In many ways, we can look to St. Joseph as “the person for 2020.” He can show us how to live with courage and confidence in Christ in this year when our faith and hope have been truly tested.

As we hear it in the Gospels, Joseph’s life is a series of frustrated expectations, of plans and priorities he was forced to abandon.

He finds his wife carrying a child that is not his own. He is forced by government decree to travel a long and difficult journey in the final days of her pregnancy. On the night Mary is set to deliver, they cannot find anywhere to stay, and the baby is born in a place where animals are kept.

After that, a tyrant king sets loose a persecution, and Joseph is forced to lead his family into exile, and to make a new life for them as refugees in a foreign land.

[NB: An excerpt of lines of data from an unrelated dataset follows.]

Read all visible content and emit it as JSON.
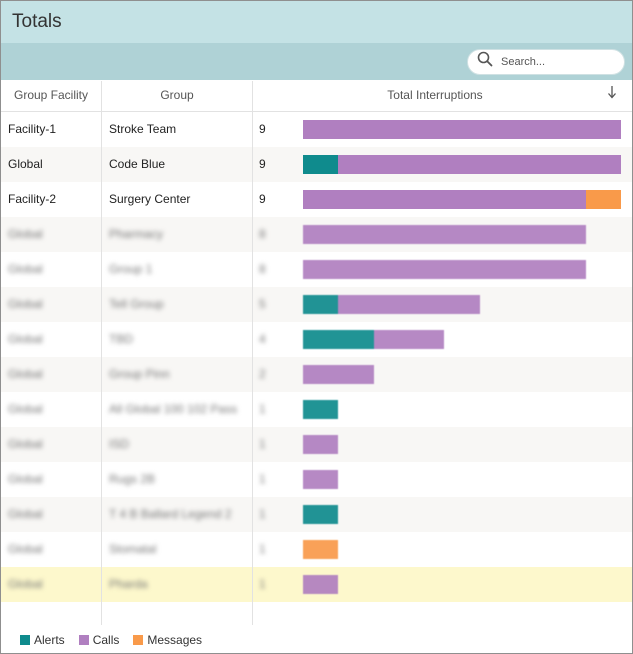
{
  "window": {
    "title": "Totals"
  },
  "search": {
    "placeholder": "Search..."
  },
  "columns": {
    "facility": "Group Facility",
    "group": "Group",
    "total": "Total Interruptions",
    "sort_icon": "arrow-down-icon"
  },
  "colors": {
    "alerts": "#0f8b8d",
    "calls": "#b07fc0",
    "messages": "#f99a4a"
  },
  "max_total": 9,
  "rows": [
    {
      "facility": "Facility-1",
      "group": "Stroke Team",
      "total": "9",
      "alerts": 0,
      "calls": 9,
      "messages": 0,
      "blurred": false,
      "highlight": false
    },
    {
      "facility": "Global",
      "group": "Code Blue",
      "total": "9",
      "alerts": 1,
      "calls": 8,
      "messages": 0,
      "blurred": false,
      "highlight": false
    },
    {
      "facility": "Facility-2",
      "group": "Surgery Center",
      "total": "9",
      "alerts": 0,
      "calls": 8,
      "messages": 1,
      "blurred": false,
      "highlight": false
    },
    {
      "facility": "Global",
      "group": "Pharmacy",
      "total": "8",
      "alerts": 0,
      "calls": 8,
      "messages": 0,
      "blurred": true,
      "highlight": false
    },
    {
      "facility": "Global",
      "group": "Group 1",
      "total": "8",
      "alerts": 0,
      "calls": 8,
      "messages": 0,
      "blurred": true,
      "highlight": false
    },
    {
      "facility": "Global",
      "group": "Tell Group",
      "total": "5",
      "alerts": 1,
      "calls": 4,
      "messages": 0,
      "blurred": true,
      "highlight": false
    },
    {
      "facility": "Global",
      "group": "TBD",
      "total": "4",
      "alerts": 2,
      "calls": 2,
      "messages": 0,
      "blurred": true,
      "highlight": false
    },
    {
      "facility": "Global",
      "group": "Group Pinn",
      "total": "2",
      "alerts": 0,
      "calls": 2,
      "messages": 0,
      "blurred": true,
      "highlight": false
    },
    {
      "facility": "Global",
      "group": "All Global 100 102 Pass",
      "total": "1",
      "alerts": 1,
      "calls": 0,
      "messages": 0,
      "blurred": true,
      "highlight": false
    },
    {
      "facility": "Global",
      "group": "ISD",
      "total": "1",
      "alerts": 0,
      "calls": 1,
      "messages": 0,
      "blurred": true,
      "highlight": false
    },
    {
      "facility": "Global",
      "group": "Rugs 2B",
      "total": "1",
      "alerts": 0,
      "calls": 1,
      "messages": 0,
      "blurred": true,
      "highlight": false
    },
    {
      "facility": "Global",
      "group": "T 4 B Ballard Legend 2",
      "total": "1",
      "alerts": 1,
      "calls": 0,
      "messages": 0,
      "blurred": true,
      "highlight": false
    },
    {
      "facility": "Global",
      "group": "Stomatal",
      "total": "1",
      "alerts": 0,
      "calls": 0,
      "messages": 1,
      "blurred": true,
      "highlight": false
    },
    {
      "facility": "Global",
      "group": "Pharda",
      "total": "1",
      "alerts": 0,
      "calls": 1,
      "messages": 0,
      "blurred": true,
      "highlight": true
    }
  ],
  "legend": [
    {
      "label": "Alerts",
      "color": "#0f8b8d"
    },
    {
      "label": "Calls",
      "color": "#b07fc0"
    },
    {
      "label": "Messages",
      "color": "#f99a4a"
    }
  ]
}
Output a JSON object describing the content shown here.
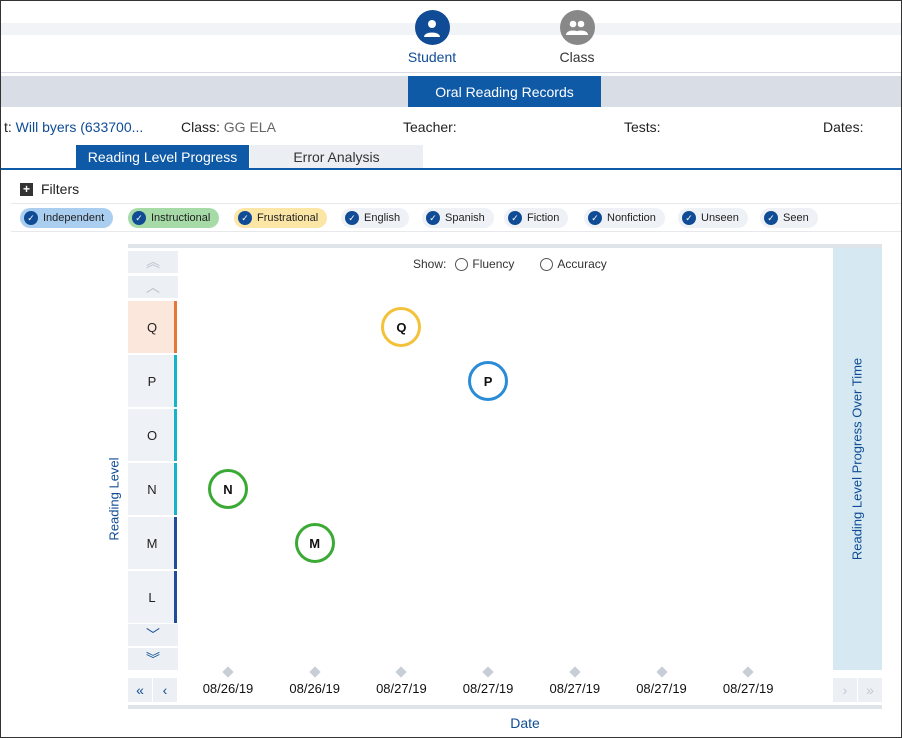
{
  "nav": {
    "student_label": "Student",
    "class_label": "Class"
  },
  "banner": {
    "title": "Oral Reading Records"
  },
  "info": {
    "student_prefix": "t:",
    "student_name": "Will byers (633700...",
    "class_label": "Class:",
    "class_value": "GG ELA",
    "teacher_label": "Teacher:",
    "tests_label": "Tests:",
    "dates_label": "Dates:"
  },
  "tabs": [
    {
      "label": "Reading Level Progress",
      "active": true
    },
    {
      "label": "Error Analysis",
      "active": false
    }
  ],
  "filters": {
    "title": "Filters",
    "chips": [
      {
        "label": "Independent",
        "checked": true,
        "color": "#a9cef0"
      },
      {
        "label": "Instructional",
        "checked": true,
        "color": "#a6dba8"
      },
      {
        "label": "Frustrational",
        "checked": true,
        "color": "#fbe6a6"
      },
      {
        "label": "English",
        "checked": true
      },
      {
        "label": "Spanish",
        "checked": true
      },
      {
        "label": "Fiction",
        "checked": true
      },
      {
        "label": "Nonfiction",
        "checked": true
      },
      {
        "label": "Unseen",
        "checked": true
      },
      {
        "label": "Seen",
        "checked": true
      }
    ]
  },
  "show": {
    "label": "Show:",
    "options": [
      {
        "label": "Fluency",
        "selected": false
      },
      {
        "label": "Accuracy",
        "selected": false
      }
    ]
  },
  "chart_data": {
    "type": "scatter",
    "ylabel": "Reading Level",
    "xlabel": "Date",
    "side_title": "Reading Level Progress Over Time",
    "y_levels": [
      "Q",
      "P",
      "O",
      "N",
      "M",
      "L"
    ],
    "y_level_colors": [
      "#e8763a",
      "#19b3c9",
      "#19b3c9",
      "#19b3c9",
      "#244a9a",
      "#244a9a"
    ],
    "x_dates": [
      "08/26/19",
      "08/26/19",
      "08/27/19",
      "08/27/19",
      "08/27/19",
      "08/27/19",
      "08/27/19"
    ],
    "points": [
      {
        "x_index": 0,
        "level": "N",
        "color": "#3aaa35"
      },
      {
        "x_index": 1,
        "level": "M",
        "color": "#3aaa35"
      },
      {
        "x_index": 2,
        "level": "Q",
        "color": "#f3c13a"
      },
      {
        "x_index": 3,
        "level": "P",
        "color": "#2a8bd6"
      }
    ]
  },
  "icons": {
    "student": "person-icon",
    "class": "group-icon",
    "filters": "plus-icon",
    "check": "check-icon"
  }
}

Joseph knew fear, anxiety, and danger. He endured his sufferings without complaining, without giving in to sadness or discouragement.  

He prayed and listened for God’s voice, he let himself be guided by the angels. Like Mary, in every circumstance he wanted to know God’s will — and he wanted to do it.

Joseph is silent in the Gospels, not a single word of his survives. We hear only of his deeds: “Joseph … did as the angel of the Lord commanded him.”

By his witness, he teaches us to accept the hard realities in our own lives with the obedience of faith, trusting that in all things God is working for the good of those who love him.

Joseph and Mary were not privileged or powerful. Neither are we. Yet each of us is here because God wants us to be here.

He calls each of us to place our lives in the service of his plan of salvation. We do that, just as Joseph and Mary did, by putting Jesus Christ at the heart of our lives and our families.

Like Joseph and Mary, we serve God by faithfully carrying out the demands and duties of love in our roles as children and parents, brothers and sisters, as friends and neighbors, coworkers.

There is an ancient prayer to Joseph that includes this beautiful line that recalls the silence of Christmas: “I never weary contemplating you and Jesus asleep in your arms. I dare not approach while he reposes near your heart.”

This was Joseph’s secret. He kept Jesus near to his heart. Always. Let us do the same.

As this long year of plague continues into the new year, pray for me and I will pray for you.

Let us ask Mary and Joseph to help us remember — that with God all things are possible. He will strengthen us always if we stay faithful, if we stay close to him.